To reiterate my concerns:

  1. This decision goes against the strongest advice of our closest allies in the five eyes community, and especially against Trump and America who has been particularly adamant. So undoubtedly this decision will have serious negative consequences in relation to security sharing and in our future US trade agreements negotiation. I suspect that whatever money was saved by BT and Vodaphone through their recent win preventing them from ripping out the existing Huawei equipment, this would pale into significance against  the bill to the nation in terms of lost trade deal costs and the financial costs due to the consequences of potentially violated security sharing.
  2. This is a clear  failure to put security before ill-judged commercial interests and speed of 5G implementation.
  3. It is  a further failure to recognise that China is not a large post-Brext potential market, but rather a hostile competitor to the West and Britain's  very concept of freedom and democracy. The fact that the RN operates freedom of the seas missions into contested Chinese waters should be ringing warning bells. What happens when tensions with Britain and China escalate over say HK, should we expect our network to just go down at some stage?

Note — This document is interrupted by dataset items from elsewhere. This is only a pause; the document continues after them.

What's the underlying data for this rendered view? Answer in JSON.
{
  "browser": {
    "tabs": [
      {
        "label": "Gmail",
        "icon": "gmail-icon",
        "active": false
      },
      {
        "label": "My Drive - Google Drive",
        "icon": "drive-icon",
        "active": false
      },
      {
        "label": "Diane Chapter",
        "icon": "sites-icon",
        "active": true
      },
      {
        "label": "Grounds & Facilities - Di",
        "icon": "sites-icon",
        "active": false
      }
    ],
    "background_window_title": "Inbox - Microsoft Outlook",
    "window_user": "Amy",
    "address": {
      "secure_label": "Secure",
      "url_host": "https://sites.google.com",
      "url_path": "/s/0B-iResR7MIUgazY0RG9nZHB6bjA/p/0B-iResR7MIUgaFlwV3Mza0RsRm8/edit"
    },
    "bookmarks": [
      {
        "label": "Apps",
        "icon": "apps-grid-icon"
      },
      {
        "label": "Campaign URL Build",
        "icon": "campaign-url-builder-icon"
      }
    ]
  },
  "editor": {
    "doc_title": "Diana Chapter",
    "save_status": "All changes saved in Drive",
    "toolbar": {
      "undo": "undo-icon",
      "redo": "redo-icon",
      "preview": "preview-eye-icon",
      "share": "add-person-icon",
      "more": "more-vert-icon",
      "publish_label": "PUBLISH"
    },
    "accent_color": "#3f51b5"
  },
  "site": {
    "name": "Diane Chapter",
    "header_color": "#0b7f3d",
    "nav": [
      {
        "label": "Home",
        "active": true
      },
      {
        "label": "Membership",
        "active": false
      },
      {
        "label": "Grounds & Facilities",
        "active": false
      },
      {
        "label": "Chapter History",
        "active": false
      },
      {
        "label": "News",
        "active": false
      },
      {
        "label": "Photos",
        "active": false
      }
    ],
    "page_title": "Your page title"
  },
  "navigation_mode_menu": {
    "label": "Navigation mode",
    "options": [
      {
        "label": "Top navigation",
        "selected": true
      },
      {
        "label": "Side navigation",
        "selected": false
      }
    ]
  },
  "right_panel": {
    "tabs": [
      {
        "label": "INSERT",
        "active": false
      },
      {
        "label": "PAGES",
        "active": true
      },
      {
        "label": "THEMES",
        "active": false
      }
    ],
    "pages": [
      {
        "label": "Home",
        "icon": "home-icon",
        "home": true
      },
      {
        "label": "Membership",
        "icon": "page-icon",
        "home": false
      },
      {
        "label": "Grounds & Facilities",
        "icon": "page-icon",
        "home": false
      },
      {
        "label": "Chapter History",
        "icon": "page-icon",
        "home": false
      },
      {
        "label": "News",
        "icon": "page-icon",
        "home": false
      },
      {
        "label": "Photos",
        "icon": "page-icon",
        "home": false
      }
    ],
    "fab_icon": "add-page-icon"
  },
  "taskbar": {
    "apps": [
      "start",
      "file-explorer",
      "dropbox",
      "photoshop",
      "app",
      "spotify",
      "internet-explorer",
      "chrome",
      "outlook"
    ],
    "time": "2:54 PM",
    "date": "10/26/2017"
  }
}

  4. If Huawei can be limited to only 35% of the network, why is it essential at all? I would suggest this decision was all about not taking out what is there as opposed to what should be installed in the future. Especially as the telecoms business are under huge pressure from disintermediation via Internet apps.
  5. This is a clear and worrying signal that Boris does not place national security and defence at the heart of his policies and raises further concerns that the defence review will fail to make the much-needed recommendation of the importance and need for  a new powerful if not expensive military capability, in a dangerous post-Brexit world.